The Tropics are still relatively quiet for areas in range of P-3 flights. An infrared satellite image from Saturday morning (Fig. 77) shows a well-organized system that was T.D.#14 and has developed into Tropical Storm Maria. The storm is under a narrow band of relatively low shear (Fig. 78), and thus has the potential to continue to develop. It is forecasted to track toward the north-northwest (Fig. 79), out of range of any possible operations.

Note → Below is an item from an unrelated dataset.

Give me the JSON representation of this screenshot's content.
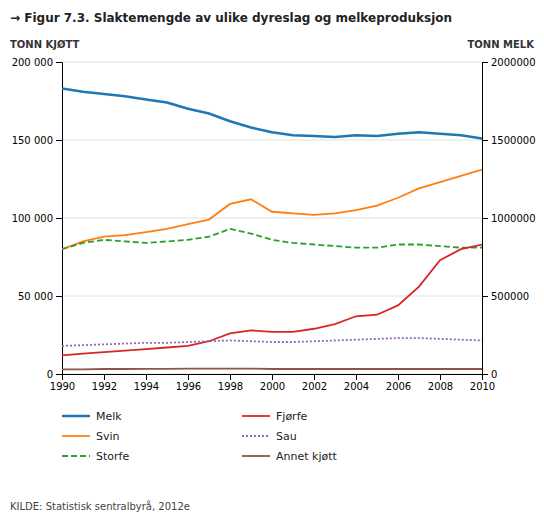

Elsewhere, a line of convection is evident off the southeast Florida coast extending to a point north of the Greater Antilles. This convection is associated with a broad upper-level trough and surface front that has extended off the U.S. East Coast, as indicated by water vapor imagery (Fig. 80). A flare-up of convection on the southeast edge of this trough has a midlevel circulation associated with it, while the southwest edge of the trough, associated with the southern extent of the surface front, is often an area favorable for tropical cyclogenesis. Global models indicate one or possibly two systems developing in this region over the next several days (Fig. 81). If the western system does develop, it likely would be tasked by NHC for SFMR or fix-responsibility missions. It is also possible that some coordinated RAINEX flights could be flown, if the system developed into a strong tropical storm.

Elsewhere, the tropical Atlantic is relatively quiet.

Figure 77. GOES-East Infrared valid 1315 UTC September 3.

Figure 78. CIMSS-derived 850-200 hPa shear (kt) valid 09 UTC September 3.

Figure 79. Track guidance for Tropical Storm Maria valid 12 UTC September 3, 2005.

Figure 80. GOES-East Water Vapor image valid 1315 UTC September 3, 2005.

Figure 81. Plot of detection of vortices in various global models for model runs initialized at 00 UTC 3 September 2005.